Akhir tahun nanti koran Republika berhenti beroperasi. Tidak ada lagi koran dalam bentuk fisik yang bisa kita temui.
Saya terakhir beli Republika sehari setelah aksi damai nan akbar 212 di Monas. Saya membandingkan foto dan berita utama dua koran besar tentang aksi damai itu, Kompas dan Republika.
Dulu waktu masih sering jalan ke Jakarta, mahasiswa dan pekerja banyak membaca Republika selain Kompas. Saat menunggu bus, mereka membuka lembar demi lembar Republika.
Waktu reformasi, banyak pula mahasiswa yang beli Republika. Saya sering melihat beberapa mahasiswa di Universitas Lampung membaca koran itu saat menunggu waktu salat di Masjid Al Wasii.

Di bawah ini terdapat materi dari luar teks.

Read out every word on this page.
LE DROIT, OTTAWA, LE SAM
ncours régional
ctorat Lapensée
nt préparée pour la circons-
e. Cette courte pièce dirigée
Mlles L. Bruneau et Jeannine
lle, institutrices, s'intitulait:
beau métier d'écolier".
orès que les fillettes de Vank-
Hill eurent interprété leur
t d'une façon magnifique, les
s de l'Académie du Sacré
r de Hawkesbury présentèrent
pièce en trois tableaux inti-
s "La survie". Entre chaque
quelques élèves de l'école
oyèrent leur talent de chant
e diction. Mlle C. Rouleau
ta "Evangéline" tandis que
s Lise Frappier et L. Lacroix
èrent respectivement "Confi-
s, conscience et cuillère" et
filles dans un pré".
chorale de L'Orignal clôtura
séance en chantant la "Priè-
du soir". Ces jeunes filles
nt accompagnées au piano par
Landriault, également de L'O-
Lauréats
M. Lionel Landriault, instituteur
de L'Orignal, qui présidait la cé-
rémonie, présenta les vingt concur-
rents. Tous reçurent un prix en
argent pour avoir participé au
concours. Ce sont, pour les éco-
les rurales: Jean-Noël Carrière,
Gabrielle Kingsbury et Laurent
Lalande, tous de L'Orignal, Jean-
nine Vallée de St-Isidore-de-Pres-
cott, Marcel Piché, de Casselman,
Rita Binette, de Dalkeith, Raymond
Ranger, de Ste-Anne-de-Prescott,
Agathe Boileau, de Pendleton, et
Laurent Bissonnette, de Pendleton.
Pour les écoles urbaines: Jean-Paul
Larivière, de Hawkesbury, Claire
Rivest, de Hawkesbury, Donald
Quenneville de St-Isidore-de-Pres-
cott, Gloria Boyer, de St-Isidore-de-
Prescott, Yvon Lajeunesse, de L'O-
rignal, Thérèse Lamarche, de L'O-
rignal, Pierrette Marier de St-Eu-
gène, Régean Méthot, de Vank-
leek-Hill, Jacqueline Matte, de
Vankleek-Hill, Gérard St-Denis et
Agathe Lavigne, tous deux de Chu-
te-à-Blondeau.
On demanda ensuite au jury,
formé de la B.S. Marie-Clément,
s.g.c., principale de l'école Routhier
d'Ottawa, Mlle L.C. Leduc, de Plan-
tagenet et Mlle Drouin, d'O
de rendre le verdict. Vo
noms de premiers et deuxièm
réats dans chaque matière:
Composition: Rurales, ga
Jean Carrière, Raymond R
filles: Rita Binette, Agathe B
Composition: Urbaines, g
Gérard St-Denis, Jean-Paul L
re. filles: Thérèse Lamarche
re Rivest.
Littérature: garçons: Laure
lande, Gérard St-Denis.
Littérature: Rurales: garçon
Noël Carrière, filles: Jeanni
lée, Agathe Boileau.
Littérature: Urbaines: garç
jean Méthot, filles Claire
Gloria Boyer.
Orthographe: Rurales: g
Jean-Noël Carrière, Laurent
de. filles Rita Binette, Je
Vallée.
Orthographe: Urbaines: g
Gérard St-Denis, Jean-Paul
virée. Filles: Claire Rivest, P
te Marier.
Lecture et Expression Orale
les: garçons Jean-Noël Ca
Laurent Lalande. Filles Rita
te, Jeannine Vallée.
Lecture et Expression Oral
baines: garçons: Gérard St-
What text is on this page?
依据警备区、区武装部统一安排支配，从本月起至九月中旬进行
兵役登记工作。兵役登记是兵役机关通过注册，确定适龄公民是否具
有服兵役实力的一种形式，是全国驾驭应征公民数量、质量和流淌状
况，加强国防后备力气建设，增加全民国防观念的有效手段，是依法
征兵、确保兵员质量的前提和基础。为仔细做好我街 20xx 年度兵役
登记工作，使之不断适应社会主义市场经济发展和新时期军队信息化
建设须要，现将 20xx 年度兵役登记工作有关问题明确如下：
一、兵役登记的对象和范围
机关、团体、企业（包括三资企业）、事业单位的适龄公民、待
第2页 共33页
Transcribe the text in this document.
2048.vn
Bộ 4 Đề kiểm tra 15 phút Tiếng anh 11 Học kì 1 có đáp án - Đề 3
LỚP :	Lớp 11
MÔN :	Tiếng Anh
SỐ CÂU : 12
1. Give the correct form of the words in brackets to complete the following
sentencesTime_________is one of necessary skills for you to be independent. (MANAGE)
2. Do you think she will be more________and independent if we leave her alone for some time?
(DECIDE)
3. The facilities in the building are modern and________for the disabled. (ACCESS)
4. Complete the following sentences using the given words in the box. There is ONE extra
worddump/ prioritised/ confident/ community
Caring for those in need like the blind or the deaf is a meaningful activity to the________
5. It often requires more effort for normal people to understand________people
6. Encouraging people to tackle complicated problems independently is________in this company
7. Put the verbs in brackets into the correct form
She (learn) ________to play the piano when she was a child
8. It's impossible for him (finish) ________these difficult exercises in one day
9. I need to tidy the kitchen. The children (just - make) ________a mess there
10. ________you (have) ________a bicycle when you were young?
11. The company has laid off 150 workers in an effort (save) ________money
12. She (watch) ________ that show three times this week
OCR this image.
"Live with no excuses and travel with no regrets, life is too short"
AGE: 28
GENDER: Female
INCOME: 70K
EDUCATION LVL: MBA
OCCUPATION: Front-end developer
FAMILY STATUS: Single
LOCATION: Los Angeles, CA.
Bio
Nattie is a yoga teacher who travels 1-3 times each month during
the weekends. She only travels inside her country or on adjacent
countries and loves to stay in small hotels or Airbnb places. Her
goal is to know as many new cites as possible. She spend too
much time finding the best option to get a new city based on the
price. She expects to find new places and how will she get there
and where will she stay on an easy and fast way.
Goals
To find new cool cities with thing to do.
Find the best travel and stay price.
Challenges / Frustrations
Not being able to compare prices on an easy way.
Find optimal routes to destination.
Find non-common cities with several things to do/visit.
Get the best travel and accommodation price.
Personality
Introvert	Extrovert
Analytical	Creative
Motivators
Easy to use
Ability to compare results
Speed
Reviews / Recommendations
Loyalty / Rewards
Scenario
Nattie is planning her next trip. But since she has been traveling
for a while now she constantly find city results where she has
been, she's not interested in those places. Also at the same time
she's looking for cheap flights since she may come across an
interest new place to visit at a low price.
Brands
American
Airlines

Sayangnya, akhir tahun ini koran yang sering disebut sebagai media massanya umat Islam itu akan berhenti. Satu lagi koran tutup usia. Beberapa di antaranya sudah duluan.
Bagaimana kemudian nasib koran lain? Yang menarik, bagaimana nasib koran-koran lokal. Saya hendak sekelumit menulis ini. Khususnya koran lokal di Lampung. Sekalian menulis lagi untuk Kompasiana. Sayang sudah dikasih centang biru sama admin bertahun-tahun tapi lama tak menulis di blog "keroyokan" ini.
Koran di daerah, wabilkhusus di Lampung, juga mengalami hal yang sama. Pasti ada pengaruh dengan digitalisasi. Ketika gawai menjadi medium mencari berita dengan perantara internet, sesungguhnya koran makin sulit bersaing.
Jika dahulu masih banyak pedagang koran eceran di lampu merah, sekarang makin sedikit. Koran hanya ditemui di tempat yang terbatas. Agen koran dan majalah juga sudah sepi pelanggan. Saya melihatnya sejak 2015 koran memang makin sulit untuk hidup.
Selain alasan utama adanya media massa baru ber-platform internet, ongkos cetak koran memang besar. Maka itu, sekarang, beberapa koran semenjana, tidak bisa terbit harian sampai Sabtu. Paling banter sampai Jumat. Itu pun tidak Senin, Selasa, Rabu, Kamis, dan Jumat. Kadang diseling dua hari. Atau paling lumayan kayak puasa sunah, Senin-Kamis.
Saya pernah bikin tabloid untuk keperluan tertentu. Ongkosnya memang gede. Per seribu eksemplar, tiga kali terbit, masih dikasih harga Rp1 juta oleh percetakan. Tapi pas mau cetak keempat kali, harga naik Rp1,4 juta. Itu belum ditambah dengan honor setter atau layouter.